All yoga is good if it is compassionate. All yoga is good if you set your intention on healing and thriving when you practice it. Set your intention on learning how to be in the present moment when you’re on the mat. It can be a difficult task for the human mind to stay planted where we are and not drift off into another moment.
Practicing yoga isn’t the only way to do that. You can do that in the boxing class. You can do that while skydiving. You can do that in the gym while lifting weights. You could do it on a run or you could do it while swimming. Every activity is great if you set your mind on that present moment and your intention is to liberate yourself from suffering. Just be sure to be in the here and now when you practice.

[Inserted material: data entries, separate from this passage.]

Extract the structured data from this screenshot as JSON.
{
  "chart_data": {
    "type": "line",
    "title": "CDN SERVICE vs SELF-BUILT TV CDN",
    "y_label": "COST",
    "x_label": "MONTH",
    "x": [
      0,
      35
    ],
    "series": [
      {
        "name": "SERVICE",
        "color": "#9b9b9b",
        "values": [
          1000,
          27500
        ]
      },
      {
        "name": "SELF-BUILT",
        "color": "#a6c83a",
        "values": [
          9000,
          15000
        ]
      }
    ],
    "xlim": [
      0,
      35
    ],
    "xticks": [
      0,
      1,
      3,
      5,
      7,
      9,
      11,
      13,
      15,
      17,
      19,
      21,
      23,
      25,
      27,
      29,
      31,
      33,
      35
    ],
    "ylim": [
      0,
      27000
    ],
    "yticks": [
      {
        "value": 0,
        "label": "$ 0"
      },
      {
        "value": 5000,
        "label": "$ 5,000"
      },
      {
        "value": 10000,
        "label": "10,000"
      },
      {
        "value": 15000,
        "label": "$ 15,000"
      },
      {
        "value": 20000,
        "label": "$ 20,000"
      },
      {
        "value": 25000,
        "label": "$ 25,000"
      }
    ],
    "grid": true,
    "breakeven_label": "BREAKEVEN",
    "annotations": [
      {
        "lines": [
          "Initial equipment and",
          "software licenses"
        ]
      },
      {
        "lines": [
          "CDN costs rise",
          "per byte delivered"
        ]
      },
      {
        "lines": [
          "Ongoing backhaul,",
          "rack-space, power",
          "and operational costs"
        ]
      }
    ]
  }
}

Is that enough? Not necessarily. A person has to devote a certain amount of time to learning. We have to learn about how our minds work. It’s certainly valuable to learn from the ancient teachings of yoga about the nature of suffering. And we can read lots of psychology books. Personal writing and having deep conversations with others about the experiences of your life are also crucial to the learning process.
You can incorporate many different practices and sciences at one time to accelerate your liberation at a pace that’s comfortable for you. Remember that a lot of us suffer not just because of the nature of the mind. We also suffer because of our childhood traumas and the things that did not happen perfectly throughout our lives.
One of the beautiful things about yoga is that you get a “two for one” every time. If you work on concentrating in the present moment you train your mind to be focused, which of course is of great benefit to a thinking rational creature. And you also get physical strength, flexibility, and relief from injury, not to mention a beautifully sculpted body over time.
I do not believe that yoga has to be thought of as a spiritual practice. I do not separate the word “spirituality” from living in the material world. Material living in a fashion that is compassionate and in compliance with the rightful laws of nature is spiritual in itself. Everything that we do is spiritual in one way or another. The question really then becomes whether what we’re doing is skillful and spiritual or sloppy and spiritual.
Of course it’s best to be skillful at everything that we do. So lots of practice is necessary. If you stick to the disciplines that yoga can provide you with, find good teachers, and incorporate other practices that you find exciting, alluring, and stimulating, you will live the fullest possible life.